Dynasphere: The one wheel Car of the Future, but only a few saw the light of day.

While Citroën was busy in the early 1930s creating the Traction Avant and the TPV (Très Petite Voiture (very small car) that would eventually become the 2CV), one inventor in England was working on an automobile that even Citroën engineers would find weird. Dr. J. H. Purves set out to build the car of the future having just one wheel! That wheel, in fact, was the entire car.

Dr. J. H. Purves at the wheel of his Dynasphere.

The Dynasphere, as he called it, offered a cabin within the circumference of the wheel for the driver and passenger to sit. The June 1932 issue of Modern Mechanics explained how it worked:

“Inside the wheel, on either side, tracks run completely around. The motor is geared to the track so that, when the engine is started, the motor pulls the track toward it and so starts the wheel in motion. Center of gravity is low to prevent the wheel from tipping over.

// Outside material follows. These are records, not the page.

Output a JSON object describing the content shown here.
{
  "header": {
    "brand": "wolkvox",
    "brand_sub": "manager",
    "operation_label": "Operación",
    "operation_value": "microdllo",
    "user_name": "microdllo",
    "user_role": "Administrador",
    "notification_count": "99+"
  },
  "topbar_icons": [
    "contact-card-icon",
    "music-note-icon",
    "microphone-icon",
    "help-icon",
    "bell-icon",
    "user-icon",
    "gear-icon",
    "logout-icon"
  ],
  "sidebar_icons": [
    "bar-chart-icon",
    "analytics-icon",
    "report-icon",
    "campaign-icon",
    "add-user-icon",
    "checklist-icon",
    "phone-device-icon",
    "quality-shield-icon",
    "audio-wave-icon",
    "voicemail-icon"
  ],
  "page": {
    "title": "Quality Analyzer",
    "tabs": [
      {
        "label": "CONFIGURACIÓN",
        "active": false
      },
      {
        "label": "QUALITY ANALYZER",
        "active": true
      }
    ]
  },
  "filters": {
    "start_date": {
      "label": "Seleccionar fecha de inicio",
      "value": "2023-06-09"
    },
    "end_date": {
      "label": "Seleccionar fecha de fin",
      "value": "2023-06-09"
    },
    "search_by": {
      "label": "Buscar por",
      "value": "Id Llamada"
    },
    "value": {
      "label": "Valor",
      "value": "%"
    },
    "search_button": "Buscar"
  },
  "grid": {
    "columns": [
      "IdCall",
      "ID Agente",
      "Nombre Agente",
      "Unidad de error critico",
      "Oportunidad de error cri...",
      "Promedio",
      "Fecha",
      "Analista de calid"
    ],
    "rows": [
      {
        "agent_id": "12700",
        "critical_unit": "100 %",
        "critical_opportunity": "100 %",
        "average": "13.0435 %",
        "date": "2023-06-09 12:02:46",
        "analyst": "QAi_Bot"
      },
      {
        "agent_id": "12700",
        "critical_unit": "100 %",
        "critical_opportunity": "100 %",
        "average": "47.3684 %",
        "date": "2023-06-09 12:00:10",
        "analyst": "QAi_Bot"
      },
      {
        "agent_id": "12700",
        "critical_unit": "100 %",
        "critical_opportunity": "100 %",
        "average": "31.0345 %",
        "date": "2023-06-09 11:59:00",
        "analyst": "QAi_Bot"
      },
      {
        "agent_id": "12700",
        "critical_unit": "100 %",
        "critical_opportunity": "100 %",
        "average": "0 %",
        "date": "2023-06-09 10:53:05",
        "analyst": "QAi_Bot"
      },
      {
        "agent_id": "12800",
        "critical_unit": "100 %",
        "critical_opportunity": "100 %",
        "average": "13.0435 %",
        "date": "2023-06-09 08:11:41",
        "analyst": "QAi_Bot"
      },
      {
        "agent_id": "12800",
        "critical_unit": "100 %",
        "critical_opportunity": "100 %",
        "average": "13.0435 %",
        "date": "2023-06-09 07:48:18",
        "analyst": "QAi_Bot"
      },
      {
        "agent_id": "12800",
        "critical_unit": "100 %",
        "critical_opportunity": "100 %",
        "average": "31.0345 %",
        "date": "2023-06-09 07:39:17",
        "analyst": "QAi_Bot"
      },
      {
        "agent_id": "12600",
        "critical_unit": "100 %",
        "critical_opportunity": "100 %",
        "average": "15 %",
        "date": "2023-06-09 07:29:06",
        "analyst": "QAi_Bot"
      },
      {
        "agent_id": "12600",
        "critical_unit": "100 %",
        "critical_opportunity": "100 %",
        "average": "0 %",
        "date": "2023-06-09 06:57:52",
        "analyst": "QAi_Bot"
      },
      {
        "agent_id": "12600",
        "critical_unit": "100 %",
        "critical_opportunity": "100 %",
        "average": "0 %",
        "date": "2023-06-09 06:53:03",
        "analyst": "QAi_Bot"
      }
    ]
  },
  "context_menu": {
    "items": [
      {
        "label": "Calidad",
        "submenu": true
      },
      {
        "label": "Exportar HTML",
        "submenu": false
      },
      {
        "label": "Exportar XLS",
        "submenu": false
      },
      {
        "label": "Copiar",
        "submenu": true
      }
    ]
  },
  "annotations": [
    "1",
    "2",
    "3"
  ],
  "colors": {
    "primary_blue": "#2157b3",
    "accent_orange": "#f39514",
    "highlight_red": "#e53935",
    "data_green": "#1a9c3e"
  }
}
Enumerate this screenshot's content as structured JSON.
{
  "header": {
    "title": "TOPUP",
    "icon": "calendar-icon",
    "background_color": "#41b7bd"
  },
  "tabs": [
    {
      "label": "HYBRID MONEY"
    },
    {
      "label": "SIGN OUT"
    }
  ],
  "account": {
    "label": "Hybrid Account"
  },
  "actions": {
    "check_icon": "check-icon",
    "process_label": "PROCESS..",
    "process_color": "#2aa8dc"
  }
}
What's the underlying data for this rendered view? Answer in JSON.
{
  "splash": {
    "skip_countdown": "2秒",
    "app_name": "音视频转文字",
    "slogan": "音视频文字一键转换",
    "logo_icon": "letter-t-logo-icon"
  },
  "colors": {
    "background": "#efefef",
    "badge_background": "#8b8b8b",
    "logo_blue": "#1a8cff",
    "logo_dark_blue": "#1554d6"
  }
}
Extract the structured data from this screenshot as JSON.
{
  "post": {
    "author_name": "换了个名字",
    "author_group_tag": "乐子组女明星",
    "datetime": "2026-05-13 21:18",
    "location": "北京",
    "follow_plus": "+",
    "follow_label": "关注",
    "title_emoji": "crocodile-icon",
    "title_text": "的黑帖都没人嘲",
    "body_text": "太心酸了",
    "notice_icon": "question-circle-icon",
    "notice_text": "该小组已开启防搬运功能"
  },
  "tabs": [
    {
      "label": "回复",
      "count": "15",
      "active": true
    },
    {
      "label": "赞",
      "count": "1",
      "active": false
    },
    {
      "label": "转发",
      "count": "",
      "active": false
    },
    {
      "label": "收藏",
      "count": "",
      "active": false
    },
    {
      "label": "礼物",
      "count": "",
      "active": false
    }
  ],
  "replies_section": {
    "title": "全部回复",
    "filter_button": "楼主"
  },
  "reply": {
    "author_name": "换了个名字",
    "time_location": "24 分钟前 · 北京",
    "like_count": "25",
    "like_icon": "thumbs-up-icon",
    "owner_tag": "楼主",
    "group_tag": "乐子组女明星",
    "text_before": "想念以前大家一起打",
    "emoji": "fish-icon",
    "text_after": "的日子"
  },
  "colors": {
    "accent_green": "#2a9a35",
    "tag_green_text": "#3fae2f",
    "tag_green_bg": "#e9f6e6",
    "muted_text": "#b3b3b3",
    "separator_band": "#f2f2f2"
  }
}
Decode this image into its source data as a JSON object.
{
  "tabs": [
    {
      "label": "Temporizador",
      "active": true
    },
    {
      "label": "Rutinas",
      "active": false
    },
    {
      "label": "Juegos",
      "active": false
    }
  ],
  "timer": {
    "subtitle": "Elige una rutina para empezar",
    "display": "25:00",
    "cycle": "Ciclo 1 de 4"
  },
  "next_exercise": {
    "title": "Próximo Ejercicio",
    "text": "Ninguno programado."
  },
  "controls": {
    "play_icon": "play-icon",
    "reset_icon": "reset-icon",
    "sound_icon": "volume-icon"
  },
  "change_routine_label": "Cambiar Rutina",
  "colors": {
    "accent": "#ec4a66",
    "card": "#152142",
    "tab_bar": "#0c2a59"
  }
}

The weight of the motor and driver is sufficient to keep them always parallel with the ground—if the driving apparatus were sufficiently light, the motor might conceivably climb up the geared track instead of pulling it and the attached wheel around.


Speeds of thirty miles an hour, with two occupying the seat, have been comfortably attained. The lattice-work in front of the driver’s eyes disappears when the wheel is in motion, flashing past so rapidly that he has a good view of the road he is traveling.”

Purves made at least three prototypes. The larger one featured a gasoline motor capable of 2.5-horsepower — enough to propel the thousand-pound wheel. The smaller prototype ran on electricity. (Purves was a true futurist!)

Dynashpere protoypes on the Weston Sands in 1932.
Third version of the Dynasphere demonstrated at Brooklands.

Watch the Dynasphere in action below:

Steering and braking were not its strongest virtues. Nor were forward visibility or the ability to shield its occupants from the elements. Another aspect of the vehicle that received criticism was the phenomenon of “gerbiling”—the tendency when accelerating or braking the vehicle for the independent housing holding the driver within the monowheel to spin within the moving structure.

In 1935, Purves developed an enclosed bus version to hold more passengers.

And you thought Citroën designers and engineers at the Bureau d’Etudes were far out in their thinking!